É necessário adotar uma postura de pesquisadores que valoriza todos os tipos de conhecimento. Uma vez que, não é apenas o conhecimento científico e teórico que possui valor em uma pesquisa científica, é preciso reconhecer a importância e contribuição dos conhecimentos populares milenares para o avanço da ciência e da sociedade como um todo. “A comunicação e a cumplicidade epistemológica assenta na ideia de que não há só uma forma de conhecimento, mas várias” (SANTOS, 2006).

Na era da internet, onde adolescentes em seus quartos, com uma webcam e uma banda larga, produzem conteúdo e se tornam celebridades,

criam novas lógicas, não só produtivas como de mercado, precisamos nos debruçar e valorizar as diferentes formas de conhecimento se quisermos avançar em nossa pesquisa.

É a partir dessa perspectiva que buscamos construir nosso objeto de pesquisa, no embate entre o empírico e o teórico. Buscando avançar nos aspectos teóricos, mas também no fazer da ciência, da pesquisa e da construção do conhecimento. Buscamos as rupturas propostas por Bachelard (1981).

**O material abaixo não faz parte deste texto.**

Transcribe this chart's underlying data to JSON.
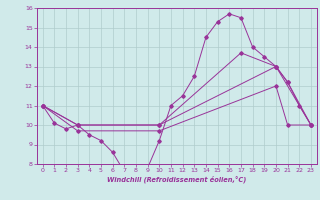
{
  "title": "",
  "xlabel": "Windchill (Refroidissement éolien,°C)",
  "xlim": [
    -0.5,
    23.5
  ],
  "ylim": [
    8,
    16
  ],
  "yticks": [
    8,
    9,
    10,
    11,
    12,
    13,
    14,
    15,
    16
  ],
  "xticks": [
    0,
    1,
    2,
    3,
    4,
    5,
    6,
    7,
    8,
    9,
    10,
    11,
    12,
    13,
    14,
    15,
    16,
    17,
    18,
    19,
    20,
    21,
    22,
    23
  ],
  "bg_color": "#d0eaea",
  "line_color": "#993399",
  "grid_color": "#b0cccc",
  "series": [
    {
      "x": [
        0,
        1,
        2,
        3,
        4,
        5,
        6,
        7,
        8,
        9,
        10,
        11,
        12,
        13,
        14,
        15,
        16,
        17,
        18,
        19,
        20,
        21,
        22,
        23
      ],
      "y": [
        11,
        10.1,
        9.8,
        10,
        9.5,
        9.2,
        8.6,
        7.6,
        7.6,
        7.8,
        9.2,
        11,
        11.5,
        12.5,
        14.5,
        15.3,
        15.7,
        15.5,
        14.0,
        13.5,
        13.0,
        12.2,
        11.0,
        10
      ]
    },
    {
      "x": [
        0,
        3,
        10,
        17,
        20,
        21,
        23
      ],
      "y": [
        11,
        10,
        10,
        13.7,
        13.0,
        12.2,
        10
      ]
    },
    {
      "x": [
        0,
        3,
        10,
        20,
        23
      ],
      "y": [
        11,
        10,
        10,
        13.0,
        10
      ]
    },
    {
      "x": [
        0,
        3,
        10,
        20,
        21,
        23
      ],
      "y": [
        11,
        9.7,
        9.7,
        12.0,
        10.0,
        10
      ]
    }
  ]
}
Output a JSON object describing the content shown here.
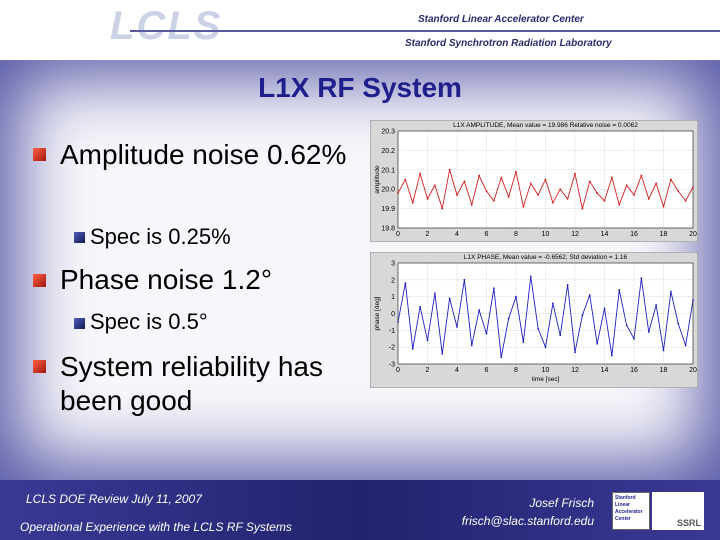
{
  "header": {
    "logo": "LCLS",
    "org1": "Stanford Linear Accelerator Center",
    "org2": "Stanford Synchrotron Radiation Laboratory"
  },
  "slide": {
    "title": "L1X RF System",
    "bullets": [
      {
        "text": "Amplitude noise 0.62%",
        "sub": [
          "Spec is 0.25%"
        ]
      },
      {
        "text": "Phase noise 1.2°",
        "sub": [
          "Spec is 0.5°"
        ]
      },
      {
        "text": "System reliability has been good"
      }
    ]
  },
  "footer": {
    "left1": "LCLS DOE Review  July 11, 2007",
    "left2": "Operational Experience with the LCLS RF Systems",
    "right1": "Josef Frisch",
    "right2": "frisch@slac.stanford.edu",
    "logo": "Stanford Linear Accelerator Center",
    "ssrl": "SSRL"
  },
  "chart_data": [
    {
      "type": "line",
      "title": "L1X AMPLITUDE, Mean value = 19.986 Relative noise = 0.0062",
      "ylabel": "amplitude",
      "x": [
        0,
        0.5,
        1,
        1.5,
        2,
        2.5,
        3,
        3.5,
        4,
        4.5,
        5,
        5.5,
        6,
        6.5,
        7,
        7.5,
        8,
        8.5,
        9,
        9.5,
        10,
        10.5,
        11,
        11.5,
        12,
        12.5,
        13,
        13.5,
        14,
        14.5,
        15,
        15.5,
        16,
        16.5,
        17,
        17.5,
        18,
        18.5,
        19,
        19.5,
        20
      ],
      "series": [
        {
          "color": "#d42020",
          "values": [
            19.98,
            20.05,
            19.93,
            20.08,
            19.95,
            20.02,
            19.9,
            20.1,
            19.97,
            20.04,
            19.92,
            20.07,
            19.99,
            19.94,
            20.06,
            19.96,
            20.09,
            19.91,
            20.03,
            19.97,
            20.05,
            19.93,
            20.0,
            19.95,
            20.08,
            19.9,
            20.04,
            19.98,
            19.94,
            20.06,
            19.92,
            20.02,
            19.97,
            20.07,
            19.95,
            20.03,
            19.91,
            20.05,
            19.99,
            19.94,
            20.01
          ]
        }
      ],
      "xlim": [
        0,
        20
      ],
      "xticks": [
        0,
        2,
        4,
        6,
        8,
        10,
        12,
        14,
        16,
        18,
        20
      ],
      "ylim": [
        19.8,
        20.3
      ],
      "yticks": [
        19.8,
        19.9,
        {
          "value": 20,
          "label": "20.0"
        },
        20.1,
        20.2,
        20.3
      ],
      "grid": true
    },
    {
      "type": "line",
      "title": "L1X PHASE, Mean value = -0.6562, Std deviation = 1.16",
      "ylabel": "phase [deg]",
      "xlabel": "time [sec]",
      "x": [
        0,
        0.5,
        1,
        1.5,
        2,
        2.5,
        3,
        3.5,
        4,
        4.5,
        5,
        5.5,
        6,
        6.5,
        7,
        7.5,
        8,
        8.5,
        9,
        9.5,
        10,
        10.5,
        11,
        11.5,
        12,
        12.5,
        13,
        13.5,
        14,
        14.5,
        15,
        15.5,
        16,
        16.5,
        17,
        17.5,
        18,
        18.5,
        19,
        19.5,
        20
      ],
      "series": [
        {
          "color": "#2020c0",
          "values": [
            -0.5,
            1.8,
            -2.1,
            0.4,
            -1.6,
            1.2,
            -2.4,
            0.9,
            -0.8,
            2.0,
            -1.9,
            0.2,
            -1.2,
            1.5,
            -2.6,
            -0.3,
            1.0,
            -1.7,
            2.2,
            -0.9,
            -2.0,
            0.6,
            -1.3,
            1.7,
            -2.3,
            -0.1,
            1.1,
            -1.8,
            0.3,
            -2.5,
            1.4,
            -0.7,
            -1.5,
            2.1,
            -1.1,
            0.5,
            -2.2,
            1.3,
            -0.6,
            -1.9,
            0.8
          ]
        }
      ],
      "xlim": [
        0,
        20
      ],
      "xticks": [
        0,
        2,
        4,
        6,
        8,
        10,
        12,
        14,
        16,
        18,
        20
      ],
      "ylim": [
        -3,
        3
      ],
      "yticks": [
        -3,
        -2,
        -1,
        0,
        1,
        2,
        3
      ],
      "grid": true
    }
  ]
}
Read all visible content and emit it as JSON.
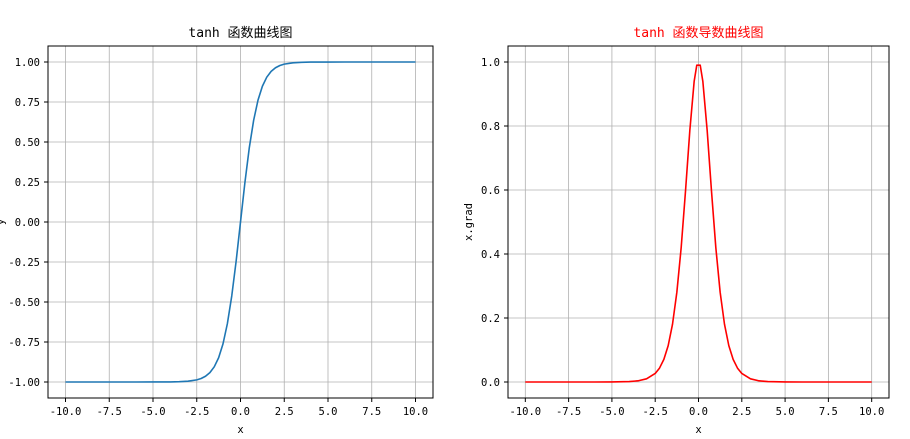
{
  "chart_data": [
    {
      "type": "line",
      "title": "tanh 函数曲线图",
      "title_color": "#000000",
      "xlabel": "x",
      "ylabel": "y",
      "xlim": [
        -11.0,
        11.0
      ],
      "ylim": [
        -1.1,
        1.1
      ],
      "grid": true,
      "xticks": [
        -10.0,
        -7.5,
        -5.0,
        -2.5,
        0.0,
        2.5,
        5.0,
        7.5,
        10.0
      ],
      "xtick_labels": [
        "-10.0",
        "-7.5",
        "-5.0",
        "-2.5",
        "0.0",
        "2.5",
        "5.0",
        "7.5",
        "10.0"
      ],
      "yticks": [
        -1.0,
        -0.75,
        -0.5,
        -0.25,
        0.0,
        0.25,
        0.5,
        0.75,
        1.0
      ],
      "ytick_labels": [
        "-1.00",
        "-0.75",
        "-0.50",
        "-0.25",
        "0.00",
        "0.25",
        "0.50",
        "0.75",
        "1.00"
      ],
      "series": [
        {
          "color": "#1f77b4",
          "x": [
            -10,
            -9,
            -8,
            -7,
            -6,
            -5,
            -4,
            -3.5,
            -3,
            -2.5,
            -2.25,
            -2,
            -1.75,
            -1.5,
            -1.25,
            -1,
            -0.75,
            -0.5,
            -0.25,
            0,
            0.25,
            0.5,
            0.75,
            1,
            1.25,
            1.5,
            1.75,
            2,
            2.25,
            2.5,
            3,
            3.5,
            4,
            5,
            6,
            7,
            8,
            9,
            10
          ],
          "y": [
            -1.0,
            -1.0,
            -1.0,
            -1.0,
            -1.0,
            -0.9999,
            -0.9993,
            -0.9982,
            -0.9951,
            -0.9866,
            -0.978,
            -0.964,
            -0.9414,
            -0.9051,
            -0.8483,
            -0.7616,
            -0.6351,
            -0.4621,
            -0.2449,
            0.0,
            0.2449,
            0.4621,
            0.6351,
            0.7616,
            0.8483,
            0.9051,
            0.9414,
            0.964,
            0.978,
            0.9866,
            0.9951,
            0.9982,
            0.9993,
            0.9999,
            1.0,
            1.0,
            1.0,
            1.0,
            1.0
          ]
        }
      ]
    },
    {
      "type": "line",
      "title": "tanh 函数导数曲线图",
      "title_color": "#ff0000",
      "xlabel": "x",
      "ylabel": "x.grad",
      "xlim": [
        -11.0,
        11.0
      ],
      "ylim": [
        -0.05,
        1.05
      ],
      "grid": true,
      "xticks": [
        -10.0,
        -7.5,
        -5.0,
        -2.5,
        0.0,
        2.5,
        5.0,
        7.5,
        10.0
      ],
      "xtick_labels": [
        "-10.0",
        "-7.5",
        "-5.0",
        "-2.5",
        "0.0",
        "2.5",
        "5.0",
        "7.5",
        "10.0"
      ],
      "yticks": [
        0.0,
        0.2,
        0.4,
        0.6,
        0.8,
        1.0
      ],
      "ytick_labels": [
        "0.0",
        "0.2",
        "0.4",
        "0.6",
        "0.8",
        "1.0"
      ],
      "series": [
        {
          "color": "#ff0000",
          "x": [
            -10,
            -8,
            -6,
            -5,
            -4,
            -3.5,
            -3,
            -2.5,
            -2.25,
            -2,
            -1.75,
            -1.5,
            -1.25,
            -1,
            -0.75,
            -0.5,
            -0.25,
            -0.1,
            0.1,
            0.25,
            0.5,
            0.75,
            1,
            1.25,
            1.5,
            1.75,
            2,
            2.25,
            2.5,
            3,
            3.5,
            4,
            5,
            6,
            8,
            10
          ],
          "y": [
            0.0,
            0.0,
            0.0,
            0.0002,
            0.0013,
            0.0036,
            0.0099,
            0.0266,
            0.0435,
            0.0707,
            0.1137,
            0.1807,
            0.2805,
            0.42,
            0.5966,
            0.7864,
            0.94,
            0.99,
            0.99,
            0.94,
            0.7864,
            0.5966,
            0.42,
            0.2805,
            0.1807,
            0.1137,
            0.0707,
            0.0435,
            0.0266,
            0.0099,
            0.0036,
            0.0013,
            0.0002,
            0.0,
            0.0,
            0.0
          ]
        }
      ]
    }
  ]
}
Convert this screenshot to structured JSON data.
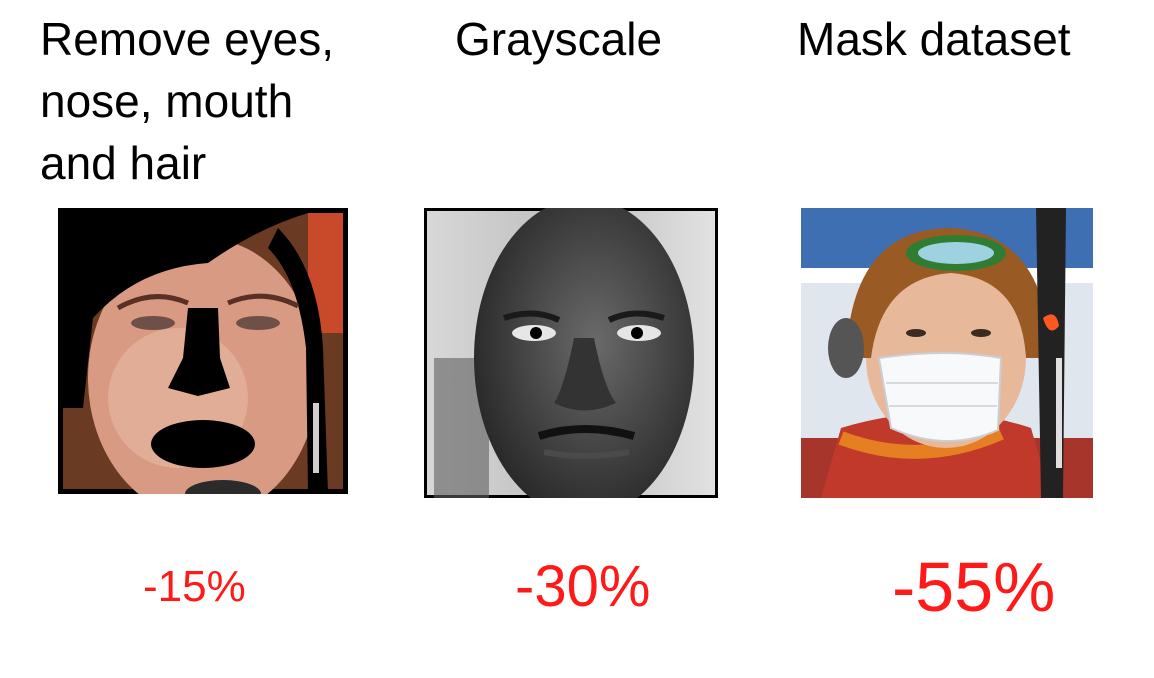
{
  "columns": [
    {
      "title_lines": [
        "Remove eyes,",
        "nose, mouth",
        "and hair"
      ],
      "delta": "-15%",
      "image": "face-with-eyes-nose-mouth-hair-blacked-out"
    },
    {
      "title_lines": [
        "Grayscale"
      ],
      "delta": "-30%",
      "image": "grayscale-face"
    },
    {
      "title_lines": [
        "Mask dataset"
      ],
      "delta": "-55%",
      "image": "skier-wearing-face-mask"
    }
  ],
  "colors": {
    "text": "#000000",
    "delta": "#ff1a1a"
  }
}
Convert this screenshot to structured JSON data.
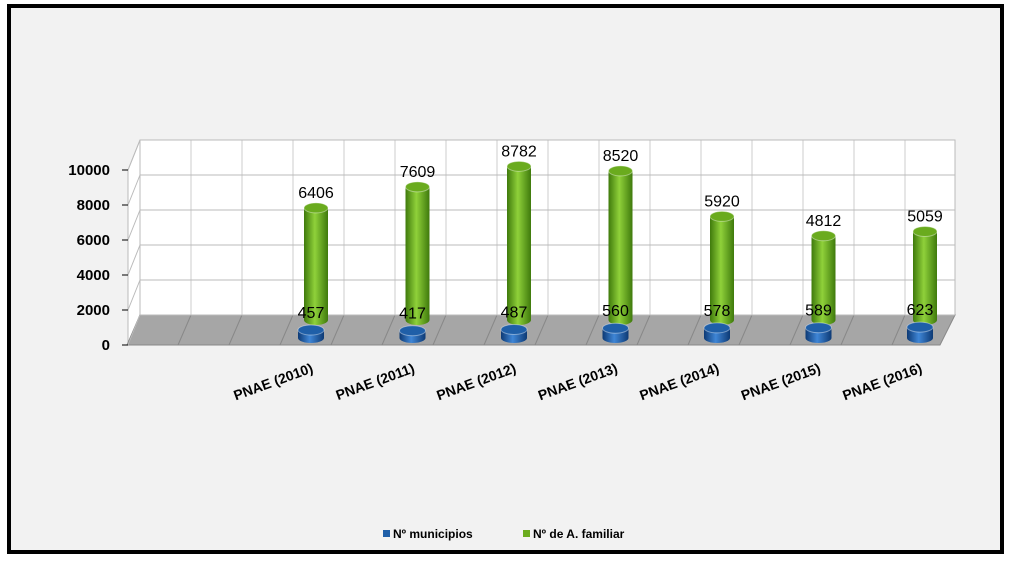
{
  "chart_data": {
    "type": "bar3d",
    "categories": [
      "PNAE (2010)",
      "PNAE (2011)",
      "PNAE (2012)",
      "PNAE (2013)",
      "PNAE (2014)",
      "PNAE (2015)",
      "PNAE (2016)"
    ],
    "series": [
      {
        "name": "Nº municipios",
        "color": "#1f5fa8",
        "values": [
          457,
          417,
          487,
          560,
          578,
          589,
          623
        ]
      },
      {
        "name": "Nº de A. familiar",
        "color": "#6aab1e",
        "values": [
          6406,
          7609,
          8782,
          8520,
          5920,
          4812,
          5059
        ]
      }
    ],
    "ylim": [
      0,
      10000
    ],
    "yticks": [
      0,
      2000,
      4000,
      6000,
      8000,
      10000
    ],
    "grid": true,
    "legend": "bottom"
  }
}
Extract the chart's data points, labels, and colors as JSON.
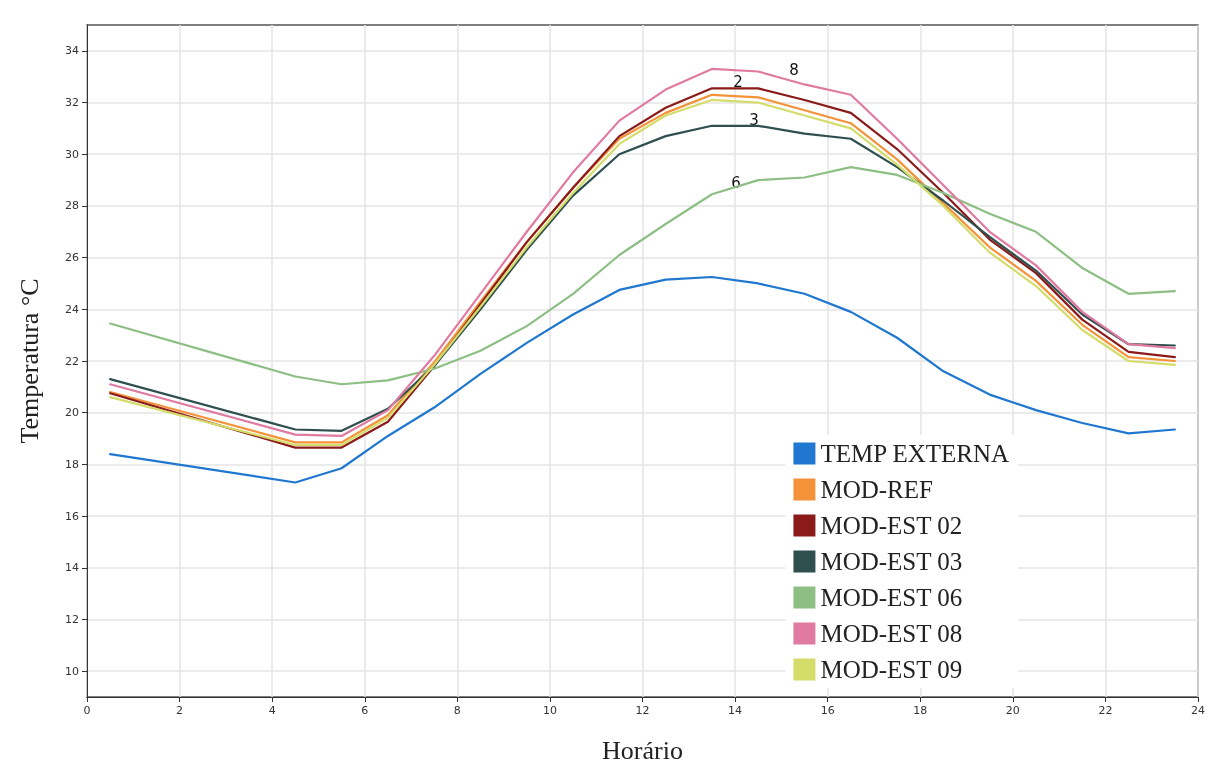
{
  "chart_data": {
    "type": "line",
    "xlabel": "Horário",
    "ylabel": "Temperatura °C",
    "x": [
      0.5,
      4.5,
      5.5,
      6.5,
      7.5,
      8.5,
      9.5,
      10.5,
      11.5,
      12.5,
      13.5,
      14.5,
      15.5,
      16.5,
      17.5,
      18.5,
      19.5,
      20.5,
      21.5,
      22.5,
      23.5
    ],
    "xlim": [
      0,
      24
    ],
    "xticks": [
      0,
      2,
      4,
      6,
      8,
      10,
      12,
      14,
      16,
      18,
      20,
      22,
      24
    ],
    "ylim": [
      9,
      35
    ],
    "yticks": [
      10,
      12,
      14,
      16,
      18,
      20,
      22,
      24,
      26,
      28,
      30,
      32,
      34
    ],
    "grid": true,
    "legend": "bottom right",
    "marker": "none",
    "line_style": "solid",
    "series": [
      {
        "name": "TEMP EXTERNA",
        "color": "#1f77d0",
        "values": [
          18.4,
          17.3,
          17.85,
          19.1,
          20.2,
          21.5,
          22.7,
          23.8,
          24.75,
          25.15,
          25.25,
          25.0,
          24.6,
          23.9,
          22.9,
          21.6,
          20.7,
          20.1,
          19.6,
          19.2,
          19.35
        ]
      },
      {
        "name": "MOD-REF",
        "color": "#f4923a",
        "values": [
          20.8,
          18.85,
          18.85,
          19.9,
          21.95,
          24.3,
          26.6,
          28.7,
          30.6,
          31.6,
          32.3,
          32.2,
          31.7,
          31.2,
          29.8,
          28.1,
          26.4,
          25.1,
          23.4,
          22.15,
          22.0
        ]
      },
      {
        "name": "MOD-EST 02",
        "color": "#8b1a1a",
        "values": [
          20.75,
          18.65,
          18.65,
          19.65,
          21.8,
          24.2,
          26.6,
          28.7,
          30.7,
          31.8,
          32.55,
          32.55,
          32.1,
          31.6,
          30.2,
          28.5,
          26.7,
          25.4,
          23.6,
          22.35,
          22.15
        ]
      },
      {
        "name": "MOD-EST 03",
        "color": "#2f4f4f",
        "values": [
          21.3,
          19.35,
          19.3,
          20.15,
          21.8,
          24.0,
          26.3,
          28.4,
          30.0,
          30.7,
          31.1,
          31.1,
          30.8,
          30.6,
          29.5,
          28.2,
          26.8,
          25.5,
          23.8,
          22.65,
          22.6
        ]
      },
      {
        "name": "MOD-EST 06",
        "color": "#8dbf85",
        "values": [
          23.45,
          21.4,
          21.1,
          21.25,
          21.7,
          22.4,
          23.35,
          24.6,
          26.1,
          27.3,
          28.45,
          29.0,
          29.1,
          29.5,
          29.2,
          28.5,
          27.7,
          27.0,
          25.6,
          24.6,
          24.7
        ]
      },
      {
        "name": "MOD-EST 08",
        "color": "#e07aa0",
        "values": [
          21.1,
          19.15,
          19.1,
          20.1,
          22.2,
          24.6,
          27.0,
          29.3,
          31.3,
          32.5,
          33.3,
          33.2,
          32.7,
          32.3,
          30.6,
          28.8,
          27.0,
          25.7,
          23.9,
          22.65,
          22.5
        ]
      },
      {
        "name": "MOD-EST 09",
        "color": "#d4dc6a",
        "values": [
          20.6,
          18.75,
          18.75,
          19.8,
          21.85,
          24.1,
          26.4,
          28.5,
          30.4,
          31.5,
          32.1,
          32.0,
          31.5,
          31.0,
          29.6,
          28.0,
          26.2,
          24.9,
          23.2,
          22.0,
          21.85
        ]
      }
    ],
    "annotations": [
      "2",
      "8",
      "3",
      "6"
    ]
  }
}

As novas configurações sociais e tecnológicas modificaram a forma de termos as marcas presentes no cotidiano, a publicidade continua se apresentando e consumimos essa produção cultural mercadológica, agora em instâncias antes não contempladas. Existe uma mudança da forma tradicional de fazer e consumir publicidade. As perspectivas teóricas até então formuladas já não dão conta de explicar a publicidade em suas reformulações, é necessário avançar. A proposta de Bachelard (1981) não se se resume a romper com o tradicional, mas vai além, propondo que a ruptura está em criar novas formas de ver o fenômeno; quando as teorias já não explicam o problema de pesquisa, devemos propor novas formas de olhar e compreender. Entretanto, nem sempre o avanço dará continuidade, muitas vezes é necessária uma ruptura mais expressiva e radical. Nessa pesquisa, pretende-se avançar nos estudos sobre as práticas mercadológicas e simbólicas que permeiam as marcas e o cotidiano dos sujeitos. Nossos movimentos epistemológicos são de entendimento, ruptura, reflexão e avanço.